Corriere della Sera

Veneto Banca, quei 242 conti a Panama

Carrus: l’aumento di capitale è a rischio massimo. Il fondo Atlante pronto a rilevare il 51% In caso di mancata sottoscriz­ione, la diluizione sarà del 98,8%. Rebus per gli 88 mila piccoli soci

- F. Mas.

Non c’è pace per Veneto Banca: nel giorno in cui il direttore generale Cristiano Carrus si presenta al mercato insieme con la presidente del comitato esecutivo Carlotta De Franceschi per illustrare l’aumento di capitale da 1 miliardo, «a rischio massimo» per i soci ma necessario per evitare il bail in dell’istituto, scoppia l’ennesima grana, quella dei conti segreti offshore. È una ricaduta del megascanda­lo dei Panama Papers, i documenti trafugati allo studio legale Mossack Fonseca e pubblicati via Internet. La banca veneta, sia pure indirettam­ente, ne gestisce — o ne ha gestito — oltre duecento: sono conti aperti presso la Bim Suisse, ramo elvetico della torinese Banca Intermobil­iare, controllat­a dall’istituto veneto.

Il prospetto informativ­o — 1.114 pagine, record per la Borsa Italiana — rivela che un audit è stato richiesto direttamen­te dalla Bce (non solo alla Bim, a quanto sembra) lo scorso aprile, una volta emerso lo scandalo: «Verificate quanti conti avete nel paese caraibico, e di chi sono». E il giro di denaro emerso, in particolar­e per gli anni passati, è rilevante: ben 242 rapporti (conti) di Bim, oggi estinti, intestati a 184 soggetti residenti a Panama con flussi finanziari pari a 261 milioni di euro. Di questi circa 14,8 milioni sono «riferibili a Paesi presenti nelle black list» mentre per altri 45 milioni la banca non è riuscita a stabilire da dove arrivasser­o o dove siano finiti i fondi. Ma le verifiche sono ancora in corso, tanto che Veneto Banca non è in grado di quantifica­re un rischio specifico.

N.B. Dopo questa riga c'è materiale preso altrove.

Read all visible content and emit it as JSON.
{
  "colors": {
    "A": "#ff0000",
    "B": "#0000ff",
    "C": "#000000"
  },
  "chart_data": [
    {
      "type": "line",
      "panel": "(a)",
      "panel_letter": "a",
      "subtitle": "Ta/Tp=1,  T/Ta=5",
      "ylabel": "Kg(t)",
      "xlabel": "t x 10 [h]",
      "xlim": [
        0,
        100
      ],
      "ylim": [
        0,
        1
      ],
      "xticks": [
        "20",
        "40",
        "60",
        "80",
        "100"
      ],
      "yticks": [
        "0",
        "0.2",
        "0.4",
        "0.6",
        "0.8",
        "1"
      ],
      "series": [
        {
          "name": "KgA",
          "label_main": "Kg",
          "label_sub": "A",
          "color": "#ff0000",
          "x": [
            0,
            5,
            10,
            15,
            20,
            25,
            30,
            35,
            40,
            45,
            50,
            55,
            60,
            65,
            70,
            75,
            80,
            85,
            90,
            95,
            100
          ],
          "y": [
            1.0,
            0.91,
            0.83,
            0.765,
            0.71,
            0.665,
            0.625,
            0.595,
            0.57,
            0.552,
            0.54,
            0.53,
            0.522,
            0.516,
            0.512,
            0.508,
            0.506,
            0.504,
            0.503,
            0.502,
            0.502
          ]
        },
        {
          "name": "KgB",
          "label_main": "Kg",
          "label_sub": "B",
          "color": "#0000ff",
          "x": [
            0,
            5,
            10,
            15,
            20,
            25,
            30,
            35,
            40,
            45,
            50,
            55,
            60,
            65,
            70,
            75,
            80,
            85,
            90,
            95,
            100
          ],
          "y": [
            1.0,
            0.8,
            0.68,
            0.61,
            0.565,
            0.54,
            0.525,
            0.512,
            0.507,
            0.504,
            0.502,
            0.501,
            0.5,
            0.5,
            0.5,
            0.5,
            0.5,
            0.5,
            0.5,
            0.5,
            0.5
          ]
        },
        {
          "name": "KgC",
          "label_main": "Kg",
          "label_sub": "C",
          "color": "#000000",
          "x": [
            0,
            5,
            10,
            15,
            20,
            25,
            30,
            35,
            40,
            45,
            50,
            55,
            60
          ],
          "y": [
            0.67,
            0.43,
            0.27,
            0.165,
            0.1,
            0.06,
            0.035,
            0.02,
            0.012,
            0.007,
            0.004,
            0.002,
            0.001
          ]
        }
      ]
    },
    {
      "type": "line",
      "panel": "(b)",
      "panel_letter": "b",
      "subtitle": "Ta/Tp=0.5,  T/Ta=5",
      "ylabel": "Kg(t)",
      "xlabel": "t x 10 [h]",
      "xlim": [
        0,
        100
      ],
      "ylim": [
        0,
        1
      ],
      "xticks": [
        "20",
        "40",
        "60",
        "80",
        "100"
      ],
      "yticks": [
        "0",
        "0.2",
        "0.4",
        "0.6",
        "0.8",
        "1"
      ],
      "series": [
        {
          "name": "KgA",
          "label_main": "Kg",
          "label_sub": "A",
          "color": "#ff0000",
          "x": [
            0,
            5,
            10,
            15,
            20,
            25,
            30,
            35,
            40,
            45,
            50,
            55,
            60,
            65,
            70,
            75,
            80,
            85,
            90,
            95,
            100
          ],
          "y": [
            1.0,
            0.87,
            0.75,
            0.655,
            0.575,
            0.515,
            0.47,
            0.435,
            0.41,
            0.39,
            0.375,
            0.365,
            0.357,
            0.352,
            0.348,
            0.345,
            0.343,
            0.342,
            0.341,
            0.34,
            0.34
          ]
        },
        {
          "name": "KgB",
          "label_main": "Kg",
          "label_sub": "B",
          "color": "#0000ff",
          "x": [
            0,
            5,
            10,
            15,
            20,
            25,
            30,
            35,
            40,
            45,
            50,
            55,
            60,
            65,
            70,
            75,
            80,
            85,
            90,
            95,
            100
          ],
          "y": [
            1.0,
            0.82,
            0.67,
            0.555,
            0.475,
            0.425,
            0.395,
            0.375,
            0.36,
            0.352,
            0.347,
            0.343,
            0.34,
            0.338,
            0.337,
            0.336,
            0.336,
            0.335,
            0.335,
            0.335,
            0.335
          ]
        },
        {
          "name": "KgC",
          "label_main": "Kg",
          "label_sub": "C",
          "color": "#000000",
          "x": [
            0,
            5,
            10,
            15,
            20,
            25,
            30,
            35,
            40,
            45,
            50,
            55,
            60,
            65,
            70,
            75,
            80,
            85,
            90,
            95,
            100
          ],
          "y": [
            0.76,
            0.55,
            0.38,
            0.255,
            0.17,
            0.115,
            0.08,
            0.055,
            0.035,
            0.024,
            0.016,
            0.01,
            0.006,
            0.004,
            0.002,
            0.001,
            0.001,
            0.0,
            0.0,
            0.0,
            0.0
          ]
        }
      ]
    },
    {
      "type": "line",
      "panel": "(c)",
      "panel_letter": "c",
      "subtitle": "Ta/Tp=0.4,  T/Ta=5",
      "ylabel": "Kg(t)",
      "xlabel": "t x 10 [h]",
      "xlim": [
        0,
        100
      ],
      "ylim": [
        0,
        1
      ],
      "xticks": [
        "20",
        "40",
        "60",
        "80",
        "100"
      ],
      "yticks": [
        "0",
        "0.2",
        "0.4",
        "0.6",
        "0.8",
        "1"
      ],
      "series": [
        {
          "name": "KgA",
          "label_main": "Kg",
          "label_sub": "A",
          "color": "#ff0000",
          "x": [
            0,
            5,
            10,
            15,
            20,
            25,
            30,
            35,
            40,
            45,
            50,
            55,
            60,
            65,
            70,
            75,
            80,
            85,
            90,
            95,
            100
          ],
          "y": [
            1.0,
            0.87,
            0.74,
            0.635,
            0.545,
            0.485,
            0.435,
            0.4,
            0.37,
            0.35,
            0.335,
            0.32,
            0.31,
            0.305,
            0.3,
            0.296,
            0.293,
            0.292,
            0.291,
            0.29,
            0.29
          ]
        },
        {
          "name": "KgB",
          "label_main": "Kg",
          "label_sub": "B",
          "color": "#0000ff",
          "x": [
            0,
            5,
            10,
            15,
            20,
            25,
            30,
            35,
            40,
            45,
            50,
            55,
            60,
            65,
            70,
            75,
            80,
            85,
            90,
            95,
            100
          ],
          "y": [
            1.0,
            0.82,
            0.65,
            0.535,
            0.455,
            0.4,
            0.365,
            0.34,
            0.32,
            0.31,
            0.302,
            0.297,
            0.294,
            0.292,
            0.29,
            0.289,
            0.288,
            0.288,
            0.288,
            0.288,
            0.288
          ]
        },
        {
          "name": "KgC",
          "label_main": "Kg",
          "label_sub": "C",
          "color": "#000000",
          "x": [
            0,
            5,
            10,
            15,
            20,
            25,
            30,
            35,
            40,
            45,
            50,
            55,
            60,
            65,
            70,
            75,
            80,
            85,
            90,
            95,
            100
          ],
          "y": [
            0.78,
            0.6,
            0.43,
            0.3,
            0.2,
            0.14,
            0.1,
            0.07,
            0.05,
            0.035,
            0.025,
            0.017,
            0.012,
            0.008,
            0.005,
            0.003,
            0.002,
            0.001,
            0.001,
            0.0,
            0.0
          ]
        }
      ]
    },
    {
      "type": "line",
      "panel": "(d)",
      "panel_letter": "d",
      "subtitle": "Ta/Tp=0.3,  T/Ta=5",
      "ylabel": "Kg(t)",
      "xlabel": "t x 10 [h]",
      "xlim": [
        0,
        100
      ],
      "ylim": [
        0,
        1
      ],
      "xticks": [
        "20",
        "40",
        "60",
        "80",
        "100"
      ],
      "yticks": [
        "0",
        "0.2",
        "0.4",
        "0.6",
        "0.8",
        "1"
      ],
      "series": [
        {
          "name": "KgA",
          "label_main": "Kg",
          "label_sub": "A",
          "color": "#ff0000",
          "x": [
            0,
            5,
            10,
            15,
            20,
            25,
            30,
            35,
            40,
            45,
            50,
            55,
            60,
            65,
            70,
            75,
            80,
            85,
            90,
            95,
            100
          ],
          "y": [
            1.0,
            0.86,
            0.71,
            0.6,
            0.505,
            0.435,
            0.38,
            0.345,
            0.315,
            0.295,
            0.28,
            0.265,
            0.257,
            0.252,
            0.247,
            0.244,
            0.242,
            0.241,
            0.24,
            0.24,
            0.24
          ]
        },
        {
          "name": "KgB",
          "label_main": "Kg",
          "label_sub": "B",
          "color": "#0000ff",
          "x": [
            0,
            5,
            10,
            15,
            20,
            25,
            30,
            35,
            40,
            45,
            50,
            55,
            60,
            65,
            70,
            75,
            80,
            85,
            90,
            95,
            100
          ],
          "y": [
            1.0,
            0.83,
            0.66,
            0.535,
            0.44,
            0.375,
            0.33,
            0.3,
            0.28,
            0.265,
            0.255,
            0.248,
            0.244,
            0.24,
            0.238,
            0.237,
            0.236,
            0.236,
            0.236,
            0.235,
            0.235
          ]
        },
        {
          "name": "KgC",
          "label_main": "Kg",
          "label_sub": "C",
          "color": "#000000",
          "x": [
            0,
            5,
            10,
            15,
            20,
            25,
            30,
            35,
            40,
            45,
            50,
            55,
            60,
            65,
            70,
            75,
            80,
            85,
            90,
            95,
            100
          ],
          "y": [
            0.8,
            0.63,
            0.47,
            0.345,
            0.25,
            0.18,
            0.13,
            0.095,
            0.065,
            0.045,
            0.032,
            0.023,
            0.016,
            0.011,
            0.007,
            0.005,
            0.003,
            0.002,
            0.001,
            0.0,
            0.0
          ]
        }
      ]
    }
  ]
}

Attualment­e, sottolinea il prospetto, Bim Suisse sta operando a Panama, ma con soli 19 conti attivi relativi a 18 clienti residenti nel Paese, di cui 5 collegati allo studio Mossack Fonseca, che raccolgono 7,8 milioni di franchi svizzeri. Proprio ieri Carrus e la consiglier­a Giuseppina Rodighiero si sono dimessi dal board di Bim «per crescenti impegni di lavoro» ma i due fatti non sono collegati, spiegano da Veneto Banca.

In effetti Carrus ha in questi giorni un compito molto duro: convincere non tanto gli 88 mila soci attuali — già falcidiati dalla svalutazio­ne del titolo a 0,10-0,50 euro — ma gli investitor­i istituzion­ali a sottoscriv­ere: «Non lasceremo nessuna strada intentata fino all’ultimo giorno», ha spiegato.

Il banchiere è comunque tranchant sulle condizioni dell’aumento: «È un’operazione a massimo rischio e quindi va trattata come tale». La banca, ha sottolinea­to, rispetterà al 100% la legge e non farà sollecitaz­ioni ai soci ma «resta sacrosanto il diritto di sottoscriv­ere come previsto dal codice civile». Ma il quadro non è facile: «Negli ultimi cinque mesi il mercato si è mangiato almeno la metà delle capitalizz­azioni di Borsa delle banche» e oggi Veneto Banca in Borsa varrebbe meno dei soldi richiesti al mercato.

Resta il paracadute di Atlante, che però ha posto la condizione di avere almeno il 50,1%. In ogni caso quei soldi servono, anche per far ritornare la liquidità entro i minimi regolament­ari: oggi è «pochi punti sotto», a causa dei due mesi di limbo tra il rinvio dell’aumento e l’insediamen­to del nuovo consiglio presieduto da Stefano Ambrosini. Ma Carrus e De Franceschi guardano già al futuro: la fusione «è ineluttabi­le». Per agevolarla potrebbe anche non vendere Bim ma «tenerla e utilizzarl­a per un’operazione di m&a», cui lavorano Ubs e Rothschild.